Here's how to stay sun safe on spring break
Winter’s coming to an end – time for sun, right?
But as much as we want to catch some rays this time of year, it’s important to stay safe. If you and your family members don’t protect your skin, the exposure can lead to serious health problems. There were 73,000 cases of skin cancer in 2015, according to the American Cancer Society – making it more common than breast, lung and colon cancer combined.
Everyone is at risk for skin damage – people of all skin colors – and the main risk is simply too much sun exposure on unprotected skin.
"Skin cancer is the most common type of cancer in the U.S.," says Shannon Trotter, MD, dermatologist at The Ohio State University Wexner Medical Center. "Prevention is important to decreasing the risk of skin cancer, and being smart about sun safety is the perfect place to start."
Below are five tips from Ohio State dermatologists to stay safe in the sun this spring break:
1. Put on sunscreen, and keep putting it on.
Keep your lotion handy, applying it to exposed skin at least 30 minutes before going outdoors. Then, reapply every two hours. Choose a product that says "broad spectrum" coverage with a Sun Protection Factor (SPF) of 30 or higher.
2. Avoid the worst times for sun exposure.

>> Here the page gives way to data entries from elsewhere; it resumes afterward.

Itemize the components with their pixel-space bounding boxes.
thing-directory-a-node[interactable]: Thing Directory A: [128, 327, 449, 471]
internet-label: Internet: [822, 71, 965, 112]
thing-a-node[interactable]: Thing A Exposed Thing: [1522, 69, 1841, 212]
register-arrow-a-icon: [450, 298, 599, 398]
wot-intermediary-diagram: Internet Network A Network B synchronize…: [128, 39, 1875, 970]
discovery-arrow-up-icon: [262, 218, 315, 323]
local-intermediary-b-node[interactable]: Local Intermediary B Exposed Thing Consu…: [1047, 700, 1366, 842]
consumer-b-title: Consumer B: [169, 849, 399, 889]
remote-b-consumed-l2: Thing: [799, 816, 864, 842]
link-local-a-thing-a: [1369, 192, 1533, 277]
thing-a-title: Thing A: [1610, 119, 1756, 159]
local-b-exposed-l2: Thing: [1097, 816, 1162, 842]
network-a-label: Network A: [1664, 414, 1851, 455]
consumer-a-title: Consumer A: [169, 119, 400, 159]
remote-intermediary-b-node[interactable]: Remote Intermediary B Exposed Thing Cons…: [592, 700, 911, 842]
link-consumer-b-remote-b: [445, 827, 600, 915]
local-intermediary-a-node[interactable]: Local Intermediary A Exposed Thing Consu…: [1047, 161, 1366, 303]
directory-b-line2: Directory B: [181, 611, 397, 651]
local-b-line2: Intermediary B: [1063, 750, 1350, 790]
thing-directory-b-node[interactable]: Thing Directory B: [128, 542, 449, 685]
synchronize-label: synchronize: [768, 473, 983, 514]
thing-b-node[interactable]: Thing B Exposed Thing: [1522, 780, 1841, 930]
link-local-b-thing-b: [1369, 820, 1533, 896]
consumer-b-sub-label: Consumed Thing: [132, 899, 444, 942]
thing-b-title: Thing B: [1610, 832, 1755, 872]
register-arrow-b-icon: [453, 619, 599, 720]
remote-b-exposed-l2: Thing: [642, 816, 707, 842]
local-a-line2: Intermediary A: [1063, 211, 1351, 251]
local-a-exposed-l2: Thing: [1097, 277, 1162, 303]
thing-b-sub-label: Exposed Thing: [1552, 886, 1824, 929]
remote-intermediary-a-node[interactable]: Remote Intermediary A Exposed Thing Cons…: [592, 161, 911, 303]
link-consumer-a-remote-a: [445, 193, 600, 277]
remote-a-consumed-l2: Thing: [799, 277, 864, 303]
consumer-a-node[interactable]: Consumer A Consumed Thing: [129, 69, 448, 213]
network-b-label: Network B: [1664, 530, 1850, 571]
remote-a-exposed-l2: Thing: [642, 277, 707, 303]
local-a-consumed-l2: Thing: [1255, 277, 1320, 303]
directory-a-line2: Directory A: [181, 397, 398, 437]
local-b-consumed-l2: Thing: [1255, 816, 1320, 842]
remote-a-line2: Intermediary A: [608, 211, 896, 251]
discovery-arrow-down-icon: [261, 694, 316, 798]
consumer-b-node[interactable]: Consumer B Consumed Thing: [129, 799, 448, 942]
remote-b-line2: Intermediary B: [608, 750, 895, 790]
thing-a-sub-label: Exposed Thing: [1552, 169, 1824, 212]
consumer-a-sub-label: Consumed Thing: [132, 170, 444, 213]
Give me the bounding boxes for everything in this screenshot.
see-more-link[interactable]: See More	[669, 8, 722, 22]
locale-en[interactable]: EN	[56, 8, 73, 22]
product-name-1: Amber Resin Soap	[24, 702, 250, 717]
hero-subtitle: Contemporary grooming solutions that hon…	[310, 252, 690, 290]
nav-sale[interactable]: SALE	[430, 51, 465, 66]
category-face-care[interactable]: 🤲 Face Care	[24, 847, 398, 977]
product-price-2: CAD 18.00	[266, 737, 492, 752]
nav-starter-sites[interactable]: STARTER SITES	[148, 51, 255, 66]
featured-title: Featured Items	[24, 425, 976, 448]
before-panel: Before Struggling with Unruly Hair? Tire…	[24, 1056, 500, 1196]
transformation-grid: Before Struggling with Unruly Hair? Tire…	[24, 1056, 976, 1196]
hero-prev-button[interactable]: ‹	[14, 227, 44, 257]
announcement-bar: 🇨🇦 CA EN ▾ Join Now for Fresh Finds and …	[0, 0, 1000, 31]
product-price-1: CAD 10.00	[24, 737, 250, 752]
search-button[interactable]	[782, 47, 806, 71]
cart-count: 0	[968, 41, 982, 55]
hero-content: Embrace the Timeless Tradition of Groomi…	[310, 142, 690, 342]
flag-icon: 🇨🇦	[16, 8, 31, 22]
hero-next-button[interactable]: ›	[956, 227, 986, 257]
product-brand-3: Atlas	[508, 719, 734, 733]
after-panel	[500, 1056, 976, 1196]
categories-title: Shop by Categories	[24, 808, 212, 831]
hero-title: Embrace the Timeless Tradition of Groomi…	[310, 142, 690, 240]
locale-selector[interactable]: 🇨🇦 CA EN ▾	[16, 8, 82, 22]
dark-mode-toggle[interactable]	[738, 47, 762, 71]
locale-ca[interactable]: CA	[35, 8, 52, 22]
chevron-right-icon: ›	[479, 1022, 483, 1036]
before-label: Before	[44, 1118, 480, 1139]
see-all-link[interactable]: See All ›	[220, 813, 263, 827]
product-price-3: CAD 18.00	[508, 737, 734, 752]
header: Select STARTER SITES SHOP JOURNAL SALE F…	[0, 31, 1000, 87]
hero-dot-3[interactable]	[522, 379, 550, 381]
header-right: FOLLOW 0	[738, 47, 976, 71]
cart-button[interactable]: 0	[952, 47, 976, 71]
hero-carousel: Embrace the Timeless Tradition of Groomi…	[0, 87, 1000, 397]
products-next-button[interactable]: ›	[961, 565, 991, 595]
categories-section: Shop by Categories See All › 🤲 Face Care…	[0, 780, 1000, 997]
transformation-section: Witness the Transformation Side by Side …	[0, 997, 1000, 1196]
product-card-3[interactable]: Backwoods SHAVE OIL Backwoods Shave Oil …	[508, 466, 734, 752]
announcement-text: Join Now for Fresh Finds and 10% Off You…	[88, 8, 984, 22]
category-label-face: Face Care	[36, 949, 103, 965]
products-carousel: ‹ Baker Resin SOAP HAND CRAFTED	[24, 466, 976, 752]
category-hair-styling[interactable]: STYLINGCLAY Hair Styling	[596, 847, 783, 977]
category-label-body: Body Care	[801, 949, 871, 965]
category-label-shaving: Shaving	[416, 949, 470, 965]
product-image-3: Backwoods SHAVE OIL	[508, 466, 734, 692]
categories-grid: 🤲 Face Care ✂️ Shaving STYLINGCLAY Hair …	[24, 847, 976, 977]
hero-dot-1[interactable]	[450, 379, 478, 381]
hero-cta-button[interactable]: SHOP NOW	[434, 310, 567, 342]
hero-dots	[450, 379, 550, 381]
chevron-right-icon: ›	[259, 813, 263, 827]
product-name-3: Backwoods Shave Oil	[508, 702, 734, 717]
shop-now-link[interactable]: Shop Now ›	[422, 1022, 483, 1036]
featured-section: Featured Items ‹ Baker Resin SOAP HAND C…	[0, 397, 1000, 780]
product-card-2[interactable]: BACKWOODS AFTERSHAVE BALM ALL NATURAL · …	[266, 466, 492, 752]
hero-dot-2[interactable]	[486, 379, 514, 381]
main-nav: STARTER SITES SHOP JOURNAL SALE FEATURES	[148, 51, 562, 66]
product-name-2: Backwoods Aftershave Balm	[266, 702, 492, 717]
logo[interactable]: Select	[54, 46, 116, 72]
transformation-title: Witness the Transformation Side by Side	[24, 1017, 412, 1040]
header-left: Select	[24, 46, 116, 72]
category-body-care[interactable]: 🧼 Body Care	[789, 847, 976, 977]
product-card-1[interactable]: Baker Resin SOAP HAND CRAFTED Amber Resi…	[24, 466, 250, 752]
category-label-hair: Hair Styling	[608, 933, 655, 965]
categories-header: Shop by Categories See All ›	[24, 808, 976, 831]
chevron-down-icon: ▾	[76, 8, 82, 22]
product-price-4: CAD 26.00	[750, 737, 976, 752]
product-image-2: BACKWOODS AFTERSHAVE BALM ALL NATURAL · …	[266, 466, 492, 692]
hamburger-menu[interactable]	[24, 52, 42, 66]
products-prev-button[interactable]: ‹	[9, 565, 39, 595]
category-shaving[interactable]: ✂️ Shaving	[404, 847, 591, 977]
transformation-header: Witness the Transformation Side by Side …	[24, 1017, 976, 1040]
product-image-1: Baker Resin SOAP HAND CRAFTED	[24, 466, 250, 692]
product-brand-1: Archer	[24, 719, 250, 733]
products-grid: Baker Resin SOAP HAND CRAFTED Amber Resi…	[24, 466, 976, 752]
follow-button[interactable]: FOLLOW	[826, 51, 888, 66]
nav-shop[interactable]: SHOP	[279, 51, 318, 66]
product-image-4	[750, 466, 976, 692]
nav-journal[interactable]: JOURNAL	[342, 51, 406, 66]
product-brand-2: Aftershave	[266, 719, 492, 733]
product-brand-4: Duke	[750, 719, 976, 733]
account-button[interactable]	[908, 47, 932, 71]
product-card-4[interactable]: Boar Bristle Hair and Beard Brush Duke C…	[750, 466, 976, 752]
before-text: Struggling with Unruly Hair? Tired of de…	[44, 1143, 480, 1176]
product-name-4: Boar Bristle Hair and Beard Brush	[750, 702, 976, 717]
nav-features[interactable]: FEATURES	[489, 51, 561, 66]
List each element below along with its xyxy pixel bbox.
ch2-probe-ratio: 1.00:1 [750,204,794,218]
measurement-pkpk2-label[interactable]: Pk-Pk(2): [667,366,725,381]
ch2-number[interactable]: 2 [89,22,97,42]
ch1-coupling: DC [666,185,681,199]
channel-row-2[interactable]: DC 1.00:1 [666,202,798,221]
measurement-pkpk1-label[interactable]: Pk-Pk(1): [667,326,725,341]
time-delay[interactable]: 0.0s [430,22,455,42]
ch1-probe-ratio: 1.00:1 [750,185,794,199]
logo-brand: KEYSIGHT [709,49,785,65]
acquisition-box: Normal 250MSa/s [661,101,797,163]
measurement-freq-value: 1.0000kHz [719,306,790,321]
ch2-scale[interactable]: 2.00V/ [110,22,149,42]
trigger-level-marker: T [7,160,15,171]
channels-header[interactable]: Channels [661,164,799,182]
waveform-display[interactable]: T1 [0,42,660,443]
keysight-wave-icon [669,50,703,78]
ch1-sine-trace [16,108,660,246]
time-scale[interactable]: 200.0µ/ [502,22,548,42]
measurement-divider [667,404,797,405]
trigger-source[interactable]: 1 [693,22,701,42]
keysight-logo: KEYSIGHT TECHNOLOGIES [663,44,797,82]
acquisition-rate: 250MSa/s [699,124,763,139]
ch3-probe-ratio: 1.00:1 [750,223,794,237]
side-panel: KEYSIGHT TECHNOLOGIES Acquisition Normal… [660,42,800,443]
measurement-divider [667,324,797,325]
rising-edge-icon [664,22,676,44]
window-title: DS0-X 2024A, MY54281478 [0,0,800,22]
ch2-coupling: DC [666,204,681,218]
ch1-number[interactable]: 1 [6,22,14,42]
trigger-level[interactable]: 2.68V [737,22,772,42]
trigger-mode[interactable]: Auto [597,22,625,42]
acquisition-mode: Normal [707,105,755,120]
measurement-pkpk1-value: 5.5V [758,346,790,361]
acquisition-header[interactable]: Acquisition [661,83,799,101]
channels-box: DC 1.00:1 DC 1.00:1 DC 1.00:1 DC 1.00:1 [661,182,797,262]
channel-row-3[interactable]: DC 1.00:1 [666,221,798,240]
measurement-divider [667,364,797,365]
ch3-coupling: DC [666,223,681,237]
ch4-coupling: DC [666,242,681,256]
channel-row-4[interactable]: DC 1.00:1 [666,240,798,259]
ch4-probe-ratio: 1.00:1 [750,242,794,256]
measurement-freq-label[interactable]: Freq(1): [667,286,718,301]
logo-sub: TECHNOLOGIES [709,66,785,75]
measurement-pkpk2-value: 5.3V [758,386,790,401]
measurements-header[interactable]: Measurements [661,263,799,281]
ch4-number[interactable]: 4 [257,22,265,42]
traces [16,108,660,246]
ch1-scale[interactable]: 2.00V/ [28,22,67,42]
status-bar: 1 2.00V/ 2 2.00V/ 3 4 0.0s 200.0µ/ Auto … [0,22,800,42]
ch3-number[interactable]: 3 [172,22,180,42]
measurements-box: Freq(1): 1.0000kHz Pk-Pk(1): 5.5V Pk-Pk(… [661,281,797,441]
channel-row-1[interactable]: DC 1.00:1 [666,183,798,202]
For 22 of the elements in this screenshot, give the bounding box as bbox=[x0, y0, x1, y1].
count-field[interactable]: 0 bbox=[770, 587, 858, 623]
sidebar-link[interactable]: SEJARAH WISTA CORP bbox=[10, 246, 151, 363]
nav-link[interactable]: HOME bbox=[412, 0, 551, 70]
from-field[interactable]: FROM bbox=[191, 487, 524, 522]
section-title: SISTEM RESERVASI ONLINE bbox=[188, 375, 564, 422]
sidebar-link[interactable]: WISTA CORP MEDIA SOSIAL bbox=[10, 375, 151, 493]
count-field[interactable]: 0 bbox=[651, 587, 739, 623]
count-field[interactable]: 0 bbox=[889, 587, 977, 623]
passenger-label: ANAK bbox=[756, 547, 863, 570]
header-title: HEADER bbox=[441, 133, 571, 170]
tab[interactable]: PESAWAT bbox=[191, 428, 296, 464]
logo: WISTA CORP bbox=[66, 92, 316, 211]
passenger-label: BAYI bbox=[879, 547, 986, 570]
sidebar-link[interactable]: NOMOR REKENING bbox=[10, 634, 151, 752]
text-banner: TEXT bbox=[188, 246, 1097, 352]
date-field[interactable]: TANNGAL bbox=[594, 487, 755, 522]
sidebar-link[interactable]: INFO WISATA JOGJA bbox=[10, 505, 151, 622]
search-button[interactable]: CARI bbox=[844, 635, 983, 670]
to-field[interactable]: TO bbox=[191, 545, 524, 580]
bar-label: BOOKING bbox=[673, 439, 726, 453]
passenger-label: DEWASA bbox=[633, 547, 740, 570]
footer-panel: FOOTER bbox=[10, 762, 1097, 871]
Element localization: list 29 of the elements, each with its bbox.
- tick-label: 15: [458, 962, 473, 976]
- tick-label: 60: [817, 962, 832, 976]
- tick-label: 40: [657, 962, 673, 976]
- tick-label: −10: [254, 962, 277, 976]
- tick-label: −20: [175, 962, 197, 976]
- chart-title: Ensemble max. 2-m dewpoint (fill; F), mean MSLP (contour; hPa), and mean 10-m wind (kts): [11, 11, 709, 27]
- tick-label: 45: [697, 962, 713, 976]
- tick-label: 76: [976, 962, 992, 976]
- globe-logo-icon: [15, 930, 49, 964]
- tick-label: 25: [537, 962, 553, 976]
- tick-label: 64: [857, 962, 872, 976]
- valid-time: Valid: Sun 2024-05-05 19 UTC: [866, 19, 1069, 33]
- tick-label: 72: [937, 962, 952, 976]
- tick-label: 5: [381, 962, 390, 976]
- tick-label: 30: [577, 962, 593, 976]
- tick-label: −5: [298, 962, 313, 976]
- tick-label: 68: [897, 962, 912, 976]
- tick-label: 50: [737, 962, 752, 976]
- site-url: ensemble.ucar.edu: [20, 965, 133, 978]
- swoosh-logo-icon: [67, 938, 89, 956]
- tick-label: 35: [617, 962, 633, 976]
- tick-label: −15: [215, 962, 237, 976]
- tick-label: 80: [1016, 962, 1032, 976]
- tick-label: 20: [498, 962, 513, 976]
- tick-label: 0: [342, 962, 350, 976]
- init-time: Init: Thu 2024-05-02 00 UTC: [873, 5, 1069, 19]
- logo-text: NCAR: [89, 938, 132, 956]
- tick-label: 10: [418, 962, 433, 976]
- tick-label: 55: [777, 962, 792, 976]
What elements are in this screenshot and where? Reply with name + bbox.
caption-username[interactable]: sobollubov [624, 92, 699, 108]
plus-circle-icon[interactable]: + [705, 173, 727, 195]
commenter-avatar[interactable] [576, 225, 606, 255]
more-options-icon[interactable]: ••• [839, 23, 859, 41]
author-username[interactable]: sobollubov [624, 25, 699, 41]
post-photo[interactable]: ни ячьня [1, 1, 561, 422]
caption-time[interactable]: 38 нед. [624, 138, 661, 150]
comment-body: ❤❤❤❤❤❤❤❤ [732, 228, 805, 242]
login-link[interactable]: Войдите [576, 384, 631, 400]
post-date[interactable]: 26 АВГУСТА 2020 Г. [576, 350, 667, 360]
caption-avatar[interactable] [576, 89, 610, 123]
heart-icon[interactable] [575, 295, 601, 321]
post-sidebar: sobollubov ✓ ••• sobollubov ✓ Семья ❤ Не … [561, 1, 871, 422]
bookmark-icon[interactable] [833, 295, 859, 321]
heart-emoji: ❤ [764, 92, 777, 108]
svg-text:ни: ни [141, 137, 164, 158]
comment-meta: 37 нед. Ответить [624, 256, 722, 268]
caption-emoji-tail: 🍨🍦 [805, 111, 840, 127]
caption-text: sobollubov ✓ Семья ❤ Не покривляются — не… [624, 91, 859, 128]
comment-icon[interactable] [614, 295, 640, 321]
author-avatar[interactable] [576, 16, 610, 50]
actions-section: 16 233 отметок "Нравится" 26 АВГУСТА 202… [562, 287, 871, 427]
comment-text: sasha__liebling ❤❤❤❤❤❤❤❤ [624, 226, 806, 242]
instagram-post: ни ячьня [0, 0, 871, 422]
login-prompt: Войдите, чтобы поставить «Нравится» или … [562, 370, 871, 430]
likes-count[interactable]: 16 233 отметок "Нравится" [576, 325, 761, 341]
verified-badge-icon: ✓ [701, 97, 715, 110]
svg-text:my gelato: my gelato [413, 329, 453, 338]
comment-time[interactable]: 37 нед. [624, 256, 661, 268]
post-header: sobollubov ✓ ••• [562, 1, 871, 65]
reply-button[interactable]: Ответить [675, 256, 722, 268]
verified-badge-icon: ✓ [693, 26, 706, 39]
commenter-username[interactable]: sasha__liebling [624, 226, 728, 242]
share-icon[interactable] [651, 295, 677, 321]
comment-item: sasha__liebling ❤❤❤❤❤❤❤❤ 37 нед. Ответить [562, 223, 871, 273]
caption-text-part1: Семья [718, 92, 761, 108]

Limit your time in the sun between 10 a.m.-4 p.m., when its rays are strongest. And be aware that snow, ice, sand, water and concrete around pools can reflect UV rays and increase your chance of sunburn.
3. Cover up.
Wear protective, tightly woven clothing, such as long-sleeved shirts and pants. If your skin is sensitive, consider buying sun-protective lightweight clothing. Use an umbrella for shade.
4. Get fashionable with a big hat and cool shades.
Wear a tightly woven hat with a round brim – at least 4 inches wide. And protect your eyes from sunlight with sunglasses, even when walking short distances or driving. Even the sunlight coming through your car window can damage your eyes and skin.
5. No clouds, no problem? Think again.
Remember that your skin can burn on a cloudy day, as the sun’s ultraviolet rays can pass through the clouds.
We’re all excited for a little bit of a Buckeye spring break. But if you follow these simple tips, you can help secure yourself a lifetime of good health.